The advantage of using a detailed model is that you are explicitly making assumptions. And it’s hard for a reasonable stakeholder to argue against things like: “Engineers actually only do 80% programming from 9am-5pm” or “Adding no contingency to estimates means the project will be late if we find extra work”.
Once the project gets underway you should carefully monitor whether any of your model inputs change. For example:
If you assumed 4 engineers are working on the project and one of them gets pulled into helping on another critical project.
Your model inputs have now changed. Rather than 4 engineers you have 3.3 engineers.

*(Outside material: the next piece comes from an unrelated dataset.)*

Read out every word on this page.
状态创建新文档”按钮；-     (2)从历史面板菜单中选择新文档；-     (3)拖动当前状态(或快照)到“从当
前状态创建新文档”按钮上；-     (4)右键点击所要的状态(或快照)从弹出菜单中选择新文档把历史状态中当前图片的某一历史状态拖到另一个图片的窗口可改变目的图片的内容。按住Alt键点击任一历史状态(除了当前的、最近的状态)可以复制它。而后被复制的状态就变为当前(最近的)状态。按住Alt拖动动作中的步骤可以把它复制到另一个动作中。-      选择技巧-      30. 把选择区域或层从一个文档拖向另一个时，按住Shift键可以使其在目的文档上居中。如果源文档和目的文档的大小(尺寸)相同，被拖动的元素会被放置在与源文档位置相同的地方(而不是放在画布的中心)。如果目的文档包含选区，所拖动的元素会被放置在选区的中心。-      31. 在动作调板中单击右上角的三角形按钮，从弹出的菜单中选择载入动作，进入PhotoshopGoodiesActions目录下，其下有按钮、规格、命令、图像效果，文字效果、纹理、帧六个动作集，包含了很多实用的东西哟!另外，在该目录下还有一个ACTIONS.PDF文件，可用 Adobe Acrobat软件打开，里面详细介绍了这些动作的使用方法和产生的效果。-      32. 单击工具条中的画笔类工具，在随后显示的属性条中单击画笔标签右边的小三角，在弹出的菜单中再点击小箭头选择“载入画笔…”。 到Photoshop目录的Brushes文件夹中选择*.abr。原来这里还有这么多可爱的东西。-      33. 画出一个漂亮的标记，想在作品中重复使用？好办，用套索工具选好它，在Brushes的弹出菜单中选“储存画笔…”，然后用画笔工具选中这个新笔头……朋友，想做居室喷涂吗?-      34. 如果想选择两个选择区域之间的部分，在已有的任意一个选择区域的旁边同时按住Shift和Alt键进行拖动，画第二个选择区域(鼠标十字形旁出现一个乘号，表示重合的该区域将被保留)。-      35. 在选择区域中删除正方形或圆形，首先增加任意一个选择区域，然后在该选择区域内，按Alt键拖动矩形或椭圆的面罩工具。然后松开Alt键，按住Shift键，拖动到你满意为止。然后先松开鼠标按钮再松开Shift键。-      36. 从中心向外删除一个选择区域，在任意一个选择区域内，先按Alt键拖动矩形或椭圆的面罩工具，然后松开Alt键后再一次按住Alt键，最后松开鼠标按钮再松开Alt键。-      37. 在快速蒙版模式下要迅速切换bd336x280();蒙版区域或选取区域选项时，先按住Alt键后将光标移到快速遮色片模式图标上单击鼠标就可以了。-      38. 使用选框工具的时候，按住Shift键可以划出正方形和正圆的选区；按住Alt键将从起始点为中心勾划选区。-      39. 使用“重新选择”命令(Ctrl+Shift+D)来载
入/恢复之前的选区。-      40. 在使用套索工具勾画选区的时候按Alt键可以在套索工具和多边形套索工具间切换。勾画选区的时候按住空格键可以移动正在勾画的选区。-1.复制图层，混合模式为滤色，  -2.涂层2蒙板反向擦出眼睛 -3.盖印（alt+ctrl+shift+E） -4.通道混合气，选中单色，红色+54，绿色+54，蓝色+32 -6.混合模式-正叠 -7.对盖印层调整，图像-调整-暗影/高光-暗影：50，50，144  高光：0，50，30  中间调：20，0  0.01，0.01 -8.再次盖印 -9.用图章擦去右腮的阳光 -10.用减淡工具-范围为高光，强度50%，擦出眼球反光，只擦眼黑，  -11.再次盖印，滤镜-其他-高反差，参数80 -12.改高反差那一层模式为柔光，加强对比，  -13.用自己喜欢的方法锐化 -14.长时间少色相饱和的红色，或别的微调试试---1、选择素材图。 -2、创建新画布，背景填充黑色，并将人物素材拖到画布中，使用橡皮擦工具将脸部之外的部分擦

You need to update the model, recalculate the date and communicate the date change to the stakeholder when it happens.
Don’t wait until later and say: “Remember when you pulled that engineer off the project 3 months ago, that’s why we’re late.”, this sounds like an excuse. Instead be proactive: “Michelle isn’t working on the project any more, so I’ve adjusted the model, here’s the new date”.
Input changes aren’t always obvious. You might be told: “Michelle is helping with another critical project for 3 months.” It’s implicit that Michelle won’t be doing 2x the amount of work, so she won’t be working on your project full time. Stay vigilant!
I think good engineers often feel personally responsible for slips and compensate by working harder. In reality you and your stakeholder have a joint responsibility. The engineering team has the responsibility to deliver the software on time. But if the stakeholder does (sometimes subtle) things that invalidate the model and make it impossible to deliver on time, you should make it clear to them the choices they’re making when they make them.
Examples of model input changes:
In all cases you should point out things have changed as close as possible to when things change.
The stakeholders are often not acting in bad faith when this happens. They’re human and they have competing priorities. But there is a cognitive bias that happens which means that the committed date gets remembered, but the engineers working on other random requests gets forgotten. It’s your job to keep them honest!
The longer the project the harder it is to estimate upfront (we in the biz call this: waterfall!). However it may still be a reasonable question for someone to ask.
It’s hard / suboptimal for a few reasons:
First, putting together estimates is work, it requires effort and takes time. Time that could be spent doing more useful work on the project. Also, things change, and planning work that will be done in 6 months time is a risky business. It risks wasting time estimating work which subsequently never gets done, or your estimates are somehow invalidated because the world changes.
Estimating far ahead can mean missing deadlines for multiple milestones. If you break your project into thirds, if the first third is late, the second and third chunks are now also late (even if they were estimated correctly!).
The best advice here is to try and change the game and not formally commit dates for anything more than a few months away. But in some scenarios, this may be impossible, in this case failure is probably just unavoidable.
Estimating software is hard, I think it’s probably the hardest part of being an engineer. But it is possible to be less wrong.